Ensuite, il y a la rétrogradation récente de l’équipe de France masculine dans la Division 1 mondiale qui nous prive depuis deux ans de sa présence dans l’élite planétaire. C’est un coup très dur. Sans parler de son nouvel échec cet été lors du tournoi de qualification olympique organisé en Lettonie qui la prive également
depuis maintenant 20 ans de la vitrine indispensable que représentent les J.O. d’hiver. Cette double absence des hockeyeurs tricolores sur la scène internationale, aux
Championnats du monde et aux
Jeux olympiques, alors que nos Bleus ont été capables pourtant de battre parfois avec héroïsme les plus grandes nations sur un match, est un grave handicap pour l’image du hockey et pour sa promotion car cette absence diminue considérablement l’intérêt de la presse et du grand public néophyte pour notre sport.
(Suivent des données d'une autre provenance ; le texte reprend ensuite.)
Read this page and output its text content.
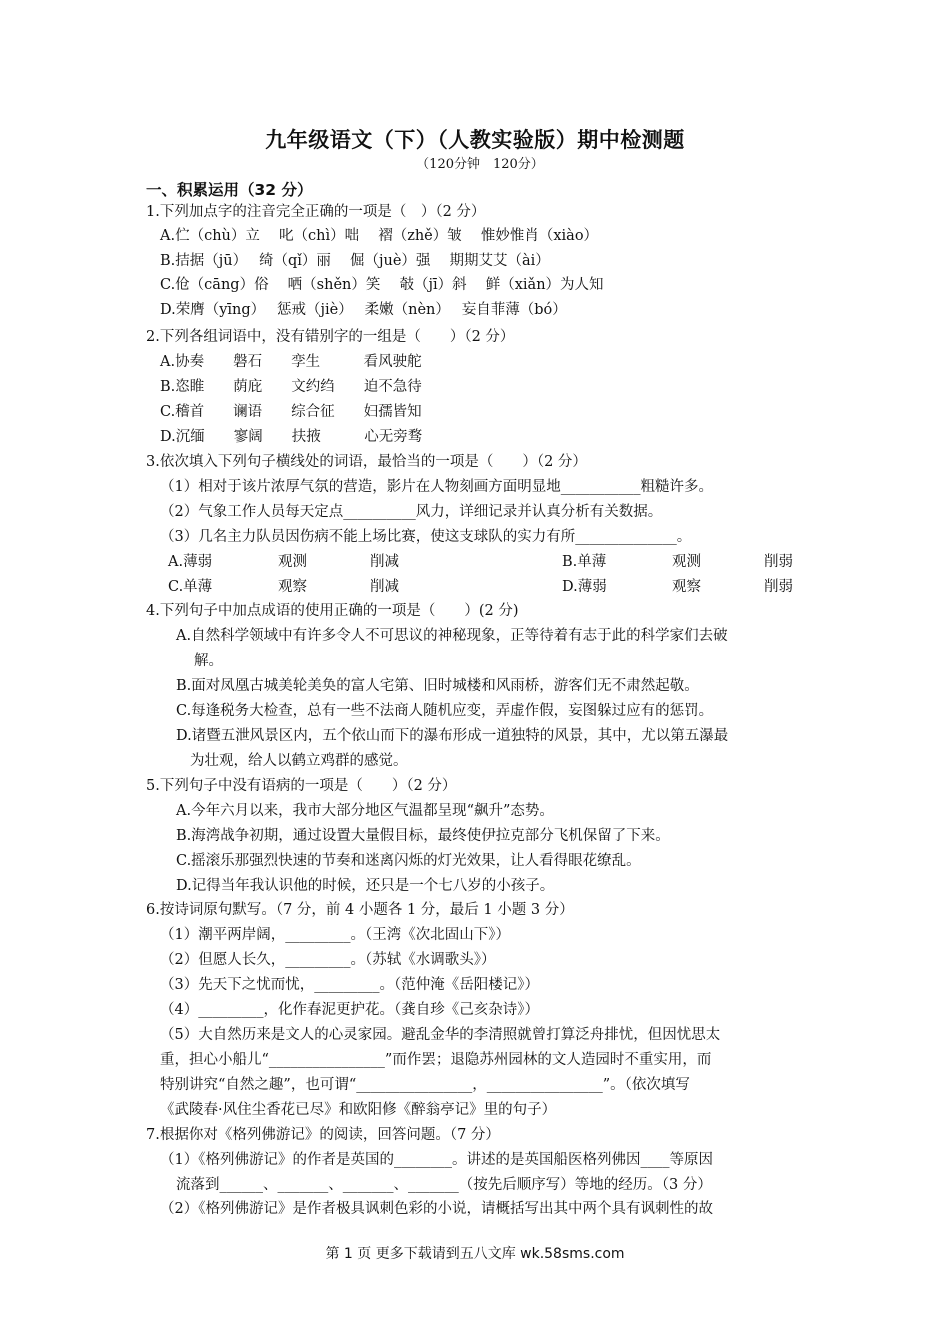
九年级语文（下）（人教实验版）期中检测题
（120分钟　120分）
一、积累运用（32 分）
1.下列加点字的注音完全正确的一项是（　）（2 分）
A.伫（chù）立　 叱（chì）咄　 褶（zhě）皱　 惟妙惟肖（xiào）
B.拮据（jū）　 绮（qǐ）丽　 倔（juè）强　 期期艾艾（ài）
C.伧（cāng）俗　 哂（shěn）笑　 攲（jī）斜　 鲜（xiǎn）为人知
D.荣膺（yīng）　 惩戒（jiè）　 柔嫩（nèn）　 妄自菲薄（bó）
2.下列各组词语中，没有错别字的一组是（　　）（2 分）
A.协奏　　磐石　　孪生　　　看风驶舵
B.恣睢　　荫庇　　文约绉　　迫不急待
C.稽首　　谰语　　综合征　　妇孺皆知
D.沉缅　　寥阔　　扶掖　　　心无旁骛
3.依次填入下列句子横线处的词语，最恰当的一项是（　　）（2 分）
（1）相对于该片浓厚气氛的营造，影片在人物刻画方面明显地___________粗糙许多。
（2）气象工作人员每天定点__________风力，详细记录并认真分析有关数据。
（3）几名主力队员因伤病不能上场比赛，使这支球队的实力有所______________。
A.薄弱	观测	削减	B.单薄	观测	削弱
C.单薄	观察	削减	D.薄弱	观察	削弱
4.下列句子中加点成语的使用正确的一项是（　　）(2 分)
A.自然科学领域中有许多令人不可思议的神秘现象，正等待着有志于此的科学家们去破
解。
B.面对凤凰古城美轮美奂的富人宅第、旧时城楼和风雨桥，游客们无不肃然起敬。
C.每逢税务大检查，总有一些不法商人随机应变，弄虚作假，妄图躲过应有的惩罚。
D.诸暨五泄风景区内，五个依山而下的瀑布形成一道独特的风景，其中，尤以第五瀑最
为壮观，给人以鹤立鸡群的感觉。
5.下列句子中没有语病的一项是（　　）（2 分）
A.今年六月以来，我市大部分地区气温都呈现“飙升”态势。
B.海湾战争初期，通过设置大量假目标，最终使伊拉克部分飞机保留了下来。
C.摇滚乐那强烈快速的节奏和迷离闪烁的灯光效果，让人看得眼花缭乱。
D.记得当年我认识他的时候，还只是一个七八岁的小孩子。
6.按诗词原句默写。（7 分，前 4 小题各 1 分，最后 1 小题 3 分）
（1）潮平两岸阔，_________。（王湾《次北固山下》）
（2）但愿人长久，_________。（苏轼《水调歌头》）
（3）先天下之忧而忧，_________。（范仲淹《岳阳楼记》）
（4）_________，化作春泥更护花。（龚自珍《己亥杂诗》）
（5）大自然历来是文人的心灵家园。避乱金华的李清照就曾打算泛舟排忧，但因忧思太
重，担心小船儿“________________”而作罢；退隐苏州园林的文人造园时不重实用，而
特别讲究“自然之趣”，也可谓“________________，________________”。（依次填写
《武陵春·风住尘香花已尽》和欧阳修《醉翁亭记》里的句子）
7.根据你对《格列佛游记》的阅读，回答问题。（7 分）
（1）《格列佛游记》的作者是英国的________。讲述的是英国船医格列佛因____等原因
流落到______、_______、_______、_______（按先后顺序写）等地的经历。（3 分）
（2）《格列佛游记》是作者极具讽刺色彩的小说，请概括写出其中两个具有讽刺性的故
第 1 页 更多下载请到五八文库 wk.58sms.com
Si j’ajoute un autre fait récent, à savoir que le volley et le hand, ont été sacrés champions olympiques lors des récents J.O. de Tokyo, pour moi l’affaire est malheureusement très mal engagée pour ne pas dire entendue ! Car le hockey sur glace français ne pourra plus espérer concurrencer ces deux sports comme ce fut le cas dans le passé en termes d’exposition dans la presse. D’autant qu’il faut ajouter le basket dans la liste des sports d’équipe concurrents qui nous devancent désormais. Il suffit de lire le journal sportif L'Equipe pour se rendre compte de la différence de traitement de ces sports, évoqués presque quotidiennement, avec le hockey traité en revanche que très épisodiquement malgré un fort coefficient de sympathie et de curiosité.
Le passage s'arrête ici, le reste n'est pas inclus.